Setting the correct audio level on the microHAM CODEC sound card
  • Tune across the CW band and check if the XY scope changes when you hear signals. Once you tune across a carrier or CW signal, you should see a vertical ellipse and then a horizontal ellipse or vice versa depending on which direction you tune. The receive section of the screen will show all kinds of clutter.
  • Try to find a RTTY signal (not easy on a normal day). Both ellipses should now be perpendicular to each other. See if you can decode RTTY fine. You may have to select proper filters. I use 500 Hz at 8.8 MHz IF and 2.7 kHz at 455 kHz IF.
  • Next, press the TX button in the MMTTY application. You should hear the typical RTTY diddle in the monitor of the radio. The XY Scope will also display a clean RTTY signal.
  • Type a few characters (including your callsign) and see how they are transmitted.
  • Press the TX button one more time to shut off transmission.
  • Exit the MMTTY program now.

MMTTY now works perfectly as a stand-alone progam. We are now ready for Win-Test.


Final steps: Win-Test Interfaces configuration.

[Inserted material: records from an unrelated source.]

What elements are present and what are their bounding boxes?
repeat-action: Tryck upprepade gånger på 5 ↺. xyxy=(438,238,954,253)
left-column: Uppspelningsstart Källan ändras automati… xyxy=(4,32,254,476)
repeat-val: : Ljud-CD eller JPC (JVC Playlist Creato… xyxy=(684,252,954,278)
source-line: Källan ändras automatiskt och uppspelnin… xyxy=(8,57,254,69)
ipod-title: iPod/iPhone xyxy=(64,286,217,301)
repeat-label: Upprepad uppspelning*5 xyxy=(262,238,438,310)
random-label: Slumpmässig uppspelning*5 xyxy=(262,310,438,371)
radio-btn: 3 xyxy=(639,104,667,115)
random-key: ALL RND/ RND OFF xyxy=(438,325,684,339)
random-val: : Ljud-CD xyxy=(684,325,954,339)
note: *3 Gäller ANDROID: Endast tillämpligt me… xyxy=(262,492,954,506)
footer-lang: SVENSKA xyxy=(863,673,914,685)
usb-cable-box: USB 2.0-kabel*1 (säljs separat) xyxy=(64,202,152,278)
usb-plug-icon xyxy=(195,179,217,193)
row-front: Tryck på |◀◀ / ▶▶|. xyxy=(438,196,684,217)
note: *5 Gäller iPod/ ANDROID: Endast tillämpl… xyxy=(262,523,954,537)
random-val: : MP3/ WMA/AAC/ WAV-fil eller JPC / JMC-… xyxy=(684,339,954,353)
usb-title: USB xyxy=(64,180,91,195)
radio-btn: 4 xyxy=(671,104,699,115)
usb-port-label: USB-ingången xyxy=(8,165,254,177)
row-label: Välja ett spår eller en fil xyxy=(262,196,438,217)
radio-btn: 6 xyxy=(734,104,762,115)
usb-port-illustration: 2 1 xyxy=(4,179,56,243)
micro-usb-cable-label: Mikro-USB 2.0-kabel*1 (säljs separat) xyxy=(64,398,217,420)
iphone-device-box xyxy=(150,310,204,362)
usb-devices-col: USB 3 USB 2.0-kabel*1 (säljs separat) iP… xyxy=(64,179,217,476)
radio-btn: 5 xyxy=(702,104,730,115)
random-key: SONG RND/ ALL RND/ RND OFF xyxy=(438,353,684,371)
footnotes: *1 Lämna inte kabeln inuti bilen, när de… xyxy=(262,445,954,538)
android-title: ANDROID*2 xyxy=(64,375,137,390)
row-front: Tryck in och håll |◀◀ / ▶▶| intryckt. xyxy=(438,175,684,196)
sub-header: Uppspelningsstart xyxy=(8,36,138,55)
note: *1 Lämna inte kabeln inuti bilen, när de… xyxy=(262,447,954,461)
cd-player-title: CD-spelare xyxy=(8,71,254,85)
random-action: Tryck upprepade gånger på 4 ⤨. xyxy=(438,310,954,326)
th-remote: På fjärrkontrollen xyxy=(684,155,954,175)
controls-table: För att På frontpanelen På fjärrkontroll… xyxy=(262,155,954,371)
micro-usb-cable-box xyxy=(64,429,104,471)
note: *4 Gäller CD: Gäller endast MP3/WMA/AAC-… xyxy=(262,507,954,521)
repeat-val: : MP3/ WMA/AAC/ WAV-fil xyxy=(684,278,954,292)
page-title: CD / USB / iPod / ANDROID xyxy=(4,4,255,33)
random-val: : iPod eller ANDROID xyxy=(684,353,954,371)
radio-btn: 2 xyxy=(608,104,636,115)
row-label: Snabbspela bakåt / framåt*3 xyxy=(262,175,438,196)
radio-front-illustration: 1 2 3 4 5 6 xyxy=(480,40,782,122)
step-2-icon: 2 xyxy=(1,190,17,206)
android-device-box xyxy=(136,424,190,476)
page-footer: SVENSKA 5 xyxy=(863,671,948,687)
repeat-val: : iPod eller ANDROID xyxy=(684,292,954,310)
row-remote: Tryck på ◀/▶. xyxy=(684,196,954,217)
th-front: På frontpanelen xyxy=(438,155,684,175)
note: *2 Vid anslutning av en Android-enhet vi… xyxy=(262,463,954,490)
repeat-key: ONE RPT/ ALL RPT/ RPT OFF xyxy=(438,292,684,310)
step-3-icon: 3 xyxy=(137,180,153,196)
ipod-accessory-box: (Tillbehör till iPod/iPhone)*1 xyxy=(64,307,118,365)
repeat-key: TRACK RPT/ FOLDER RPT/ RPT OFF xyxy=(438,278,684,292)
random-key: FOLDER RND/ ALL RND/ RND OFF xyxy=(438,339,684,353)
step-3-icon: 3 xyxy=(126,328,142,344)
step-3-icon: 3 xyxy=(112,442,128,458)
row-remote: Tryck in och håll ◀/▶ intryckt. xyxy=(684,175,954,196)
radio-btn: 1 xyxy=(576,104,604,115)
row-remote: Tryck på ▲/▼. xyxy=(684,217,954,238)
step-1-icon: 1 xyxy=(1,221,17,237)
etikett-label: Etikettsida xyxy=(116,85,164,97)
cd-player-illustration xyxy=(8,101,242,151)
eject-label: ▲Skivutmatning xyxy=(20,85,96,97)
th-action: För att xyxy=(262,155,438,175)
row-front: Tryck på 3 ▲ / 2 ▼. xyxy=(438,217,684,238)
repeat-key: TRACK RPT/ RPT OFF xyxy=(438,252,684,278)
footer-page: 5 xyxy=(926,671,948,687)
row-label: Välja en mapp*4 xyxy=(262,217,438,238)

Note that we only set up three COM ports, no PTT or CW settings are needed as they are all generated/controlled by the MKII.
  • Start up Win-Test, create a new Win-Test file for testing.
  • Select DXpedition and allow All Modes so you can test all three different modes.
  • in the Options | Configure Interfaces... menu
    • configure Radio on COM5
    • configure Winkey on COM7 using default settins
    • configure microHAM MK/MKII on COM9
    • untag Win-Test's internal Voice Keyer
  • Go to Configure MMTTY.EXE startup path as described in the RTTY section of this manual if you are planning for RTTY operation

We are now ready to operate the contest.